Quem foi o 1º escritor da Bíblia? E o último?

Na ordem canônica que temos hoje, o primeiro escritor encontrado na Bíblia é Moisés, que registrou os cinco primeiros livros conhecidos como Pentateuco: Gênesis, Êxodo, Levítico, Números e Deuteronômio. Moisés viveu por volta de 1400 antes de Cristo e recebeu de Deus a tarefa monumental de não apenas liderar Israel para fora do Egito, mas também de estabelecer por escrito os fundamentos da fé e da lei que governariam o povo de Deus. Ele escreveu durante a peregrinação no deserto, registrando desde a narrativa da criação até a morte de Abraão, Isaque e Jacó, passando pela libertação do Egito, a entrega da Lei no Sinai e as instruções detalhadas para o culto e a vida comunitária de Israel.

Porém, há uma questão interessante que merece atenção. Embora Gênesis seja o primeiro livro na ordem canônica, muitos estudiosos acreditam que o livro de Jó pode ter sido o primeiro a ser efetivamente escrito. Jó apresenta características que sugerem período patriarcal muito antigo, possivelmente contemporâneo a Abraão, Isaque e Jacó. O personagem Jó oferece sacrifícios diretamente a Deus, prática típica antes do estabelecimento do sacerdócio levítico no tempo de Moisés. A ausência completa de referências à Lei mosaica, ao êxodo ou a qualquer evento da história de Israel sugere que o livro foi escrito antes desses acontecimentos fundacionais. Além disso, Jó viveu cerca de cento e quarenta anos após seus sofrimentos, longevidade semelhante à dos patriarcas de Gênesis, reforçando que sua história ocorre em época anterior à formação da nação de Israel.

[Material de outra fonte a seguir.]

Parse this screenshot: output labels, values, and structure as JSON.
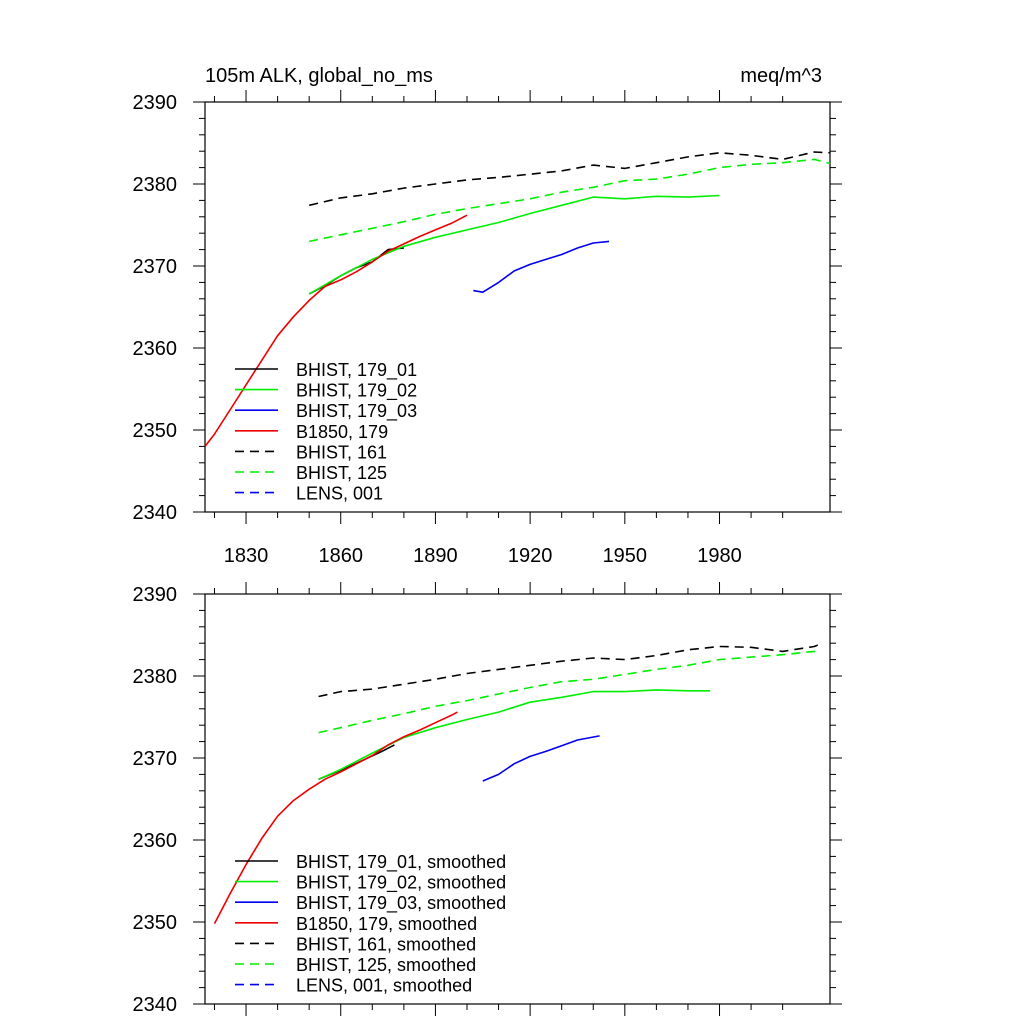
{
  "chart_data": [
    {
      "type": "line",
      "title": "105m ALK, global_no_ms",
      "units": "meq/m^3",
      "xlim": [
        1817,
        2015
      ],
      "ylim": [
        2340,
        2390
      ],
      "x_ticks": [
        1830,
        1860,
        1890,
        1920,
        1950,
        1980
      ],
      "y_ticks": [
        2340,
        2350,
        2360,
        2370,
        2380,
        2390
      ],
      "x_tick_labels": [
        "1830",
        "1860",
        "1890",
        "1920",
        "1950",
        "1980"
      ],
      "y_tick_labels": [
        "2340",
        "2350",
        "2360",
        "2370",
        "2380",
        "2390"
      ],
      "legend_position": "bottom-left",
      "series": [
        {
          "name": "BHIST, 179_01",
          "color": "#000000",
          "dashed": false,
          "x": [
            1850,
            1855,
            1860,
            1865,
            1870,
            1875,
            1880
          ],
          "y": [
            2366.6,
            2367.6,
            2368.8,
            2369.8,
            2370.5,
            2372.0,
            2372.2
          ]
        },
        {
          "name": "BHIST, 179_02",
          "color": "#00ee00",
          "dashed": false,
          "x": [
            1850,
            1860,
            1870,
            1880,
            1890,
            1900,
            1910,
            1920,
            1930,
            1940,
            1950,
            1960,
            1970,
            1980
          ],
          "y": [
            2366.6,
            2368.8,
            2370.8,
            2372.4,
            2373.5,
            2374.4,
            2375.3,
            2376.4,
            2377.4,
            2378.4,
            2378.2,
            2378.5,
            2378.4,
            2378.6
          ]
        },
        {
          "name": "BHIST, 179_03",
          "color": "#0000ee",
          "dashed": false,
          "x": [
            1902,
            1905,
            1910,
            1915,
            1920,
            1925,
            1930,
            1935,
            1940,
            1945
          ],
          "y": [
            2367.0,
            2366.8,
            2368.0,
            2369.4,
            2370.2,
            2370.8,
            2371.4,
            2372.2,
            2372.8,
            2373.0
          ]
        },
        {
          "name": "B1850, 179",
          "color": "#ee0000",
          "dashed": false,
          "x": [
            1817,
            1820,
            1825,
            1830,
            1835,
            1840,
            1845,
            1850,
            1855,
            1860,
            1865,
            1870,
            1875,
            1880,
            1885,
            1890,
            1895,
            1900
          ],
          "y": [
            2348.0,
            2349.5,
            2352.5,
            2355.5,
            2358.5,
            2361.5,
            2363.8,
            2365.8,
            2367.5,
            2368.3,
            2369.3,
            2370.5,
            2371.8,
            2372.7,
            2373.6,
            2374.4,
            2375.2,
            2376.2
          ]
        },
        {
          "name": "BHIST, 161",
          "color": "#000000",
          "dashed": true,
          "x": [
            1850,
            1860,
            1870,
            1880,
            1890,
            1900,
            1910,
            1920,
            1930,
            1940,
            1950,
            1960,
            1970,
            1980,
            1990,
            2000,
            2010,
            2015
          ],
          "y": [
            2377.4,
            2378.3,
            2378.8,
            2379.5,
            2380.0,
            2380.5,
            2380.8,
            2381.2,
            2381.6,
            2382.3,
            2381.9,
            2382.6,
            2383.3,
            2383.8,
            2383.5,
            2383.0,
            2383.9,
            2383.8
          ]
        },
        {
          "name": "BHIST, 125",
          "color": "#00ee00",
          "dashed": true,
          "x": [
            1850,
            1860,
            1870,
            1880,
            1890,
            1900,
            1910,
            1920,
            1930,
            1940,
            1950,
            1960,
            1970,
            1980,
            1990,
            2000,
            2010,
            2015
          ],
          "y": [
            2373.0,
            2373.8,
            2374.6,
            2375.4,
            2376.3,
            2377.0,
            2377.6,
            2378.2,
            2379.0,
            2379.6,
            2380.4,
            2380.6,
            2381.2,
            2382.0,
            2382.4,
            2382.6,
            2383.0,
            2382.5
          ]
        },
        {
          "name": "LENS, 001",
          "color": "#0000ee",
          "dashed": true,
          "x": [],
          "y": []
        }
      ]
    },
    {
      "type": "line",
      "title": "",
      "units": "",
      "xlim": [
        1817,
        2015
      ],
      "ylim": [
        2340,
        2390
      ],
      "x_ticks": [
        1830,
        1860,
        1890,
        1920,
        1950,
        1980
      ],
      "y_ticks": [
        2340,
        2350,
        2360,
        2370,
        2380,
        2390
      ],
      "y_tick_labels": [
        "2340",
        "2350",
        "2360",
        "2370",
        "2380",
        "2390"
      ],
      "legend_position": "bottom-left",
      "series": [
        {
          "name": "BHIST, 179_01, smoothed",
          "color": "#000000",
          "dashed": false,
          "x": [
            1853,
            1858,
            1863,
            1868,
            1873,
            1877
          ],
          "y": [
            2367.4,
            2368.2,
            2369.0,
            2369.9,
            2370.8,
            2371.6
          ]
        },
        {
          "name": "BHIST, 179_02, smoothed",
          "color": "#00ee00",
          "dashed": false,
          "x": [
            1853,
            1860,
            1870,
            1880,
            1890,
            1900,
            1910,
            1920,
            1930,
            1940,
            1950,
            1960,
            1970,
            1977
          ],
          "y": [
            2367.4,
            2368.6,
            2370.6,
            2372.5,
            2373.7,
            2374.7,
            2375.6,
            2376.8,
            2377.4,
            2378.1,
            2378.1,
            2378.3,
            2378.2,
            2378.2
          ]
        },
        {
          "name": "BHIST, 179_03, smoothed",
          "color": "#0000ee",
          "dashed": false,
          "x": [
            1905,
            1910,
            1915,
            1920,
            1925,
            1930,
            1935,
            1942
          ],
          "y": [
            2367.2,
            2368.0,
            2369.3,
            2370.2,
            2370.8,
            2371.5,
            2372.2,
            2372.7
          ]
        },
        {
          "name": "B1850, 179, smoothed",
          "color": "#ee0000",
          "dashed": false,
          "x": [
            1820,
            1825,
            1830,
            1835,
            1840,
            1845,
            1850,
            1855,
            1860,
            1865,
            1870,
            1875,
            1880,
            1885,
            1890,
            1895,
            1897
          ],
          "y": [
            2349.8,
            2353.5,
            2357.0,
            2360.2,
            2362.9,
            2364.8,
            2366.2,
            2367.4,
            2368.3,
            2369.3,
            2370.3,
            2371.6,
            2372.6,
            2373.4,
            2374.3,
            2375.2,
            2375.6
          ]
        },
        {
          "name": "BHIST, 161, smoothed",
          "color": "#000000",
          "dashed": true,
          "x": [
            1853,
            1860,
            1870,
            1880,
            1890,
            1900,
            1910,
            1920,
            1930,
            1940,
            1950,
            1960,
            1970,
            1980,
            1990,
            2000,
            2010,
            2012
          ],
          "y": [
            2377.5,
            2378.1,
            2378.4,
            2379.0,
            2379.6,
            2380.3,
            2380.8,
            2381.3,
            2381.8,
            2382.2,
            2382.0,
            2382.5,
            2383.2,
            2383.6,
            2383.5,
            2383.0,
            2383.6,
            2383.9
          ]
        },
        {
          "name": "BHIST, 125, smoothed",
          "color": "#00ee00",
          "dashed": true,
          "x": [
            1853,
            1860,
            1870,
            1880,
            1890,
            1900,
            1910,
            1920,
            1930,
            1940,
            1950,
            1960,
            1970,
            1980,
            1990,
            2000,
            2010,
            2012
          ],
          "y": [
            2373.1,
            2373.7,
            2374.6,
            2375.4,
            2376.3,
            2377.0,
            2377.8,
            2378.6,
            2379.3,
            2379.6,
            2380.2,
            2380.8,
            2381.3,
            2382.0,
            2382.3,
            2382.6,
            2383.0,
            2382.8
          ]
        },
        {
          "name": "LENS, 001, smoothed",
          "color": "#0000ee",
          "dashed": true,
          "x": [],
          "y": []
        }
      ]
    }
  ]
}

O último escritor da Bíblia foi o apóstolo João, que escreveu o livro de Apocalipse por volta do ano 95 depois de Cristo, já no final do primeiro século. João era o discípulo amado de Jesus, único dos doze apóstolos originais que não morreu como mártir, vivendo até idade avançada. Exilado na ilha de Patmos por causa de sua fé, João recebeu as visões proféticas que compõem o Apocalipse, última revelação divina registrada nas Escrituras. Além do Apocalipse, João também escreveu o Evangelho que leva seu nome e as três epístolas joaninas, tornando-se um dos escritores mais prolíficos do Novo Testamento.

É notável que entre o primeiro e o último escritor da Bíblia existam aproximadamente mil e quinhentos anos de história. Moisés nunca conheceu João, e João nunca viu Moisés exceto na visão da transfiguração registrada nos evangelhos. Contudo, a mensagem que ambos transmitiram é perfeitamente coerente: um Deus criador e redentor que ama a humanidade e estabeleceu um plano de salvação desde a fundação do mundo. Moisés começou registrando a criação e a promessa de um Redentor vindouro. João concluiu revelando a consumação de todas as coisas, quando o Cordeiro de Deus, já sacrificado, retornará em glória para estabelecer novo céu e nova terra. Essa continuidade temática através de milênio e meio de escritos por dezenas de autores diferentes é uma das evidências mais poderosas da inspiração divina das Escrituras.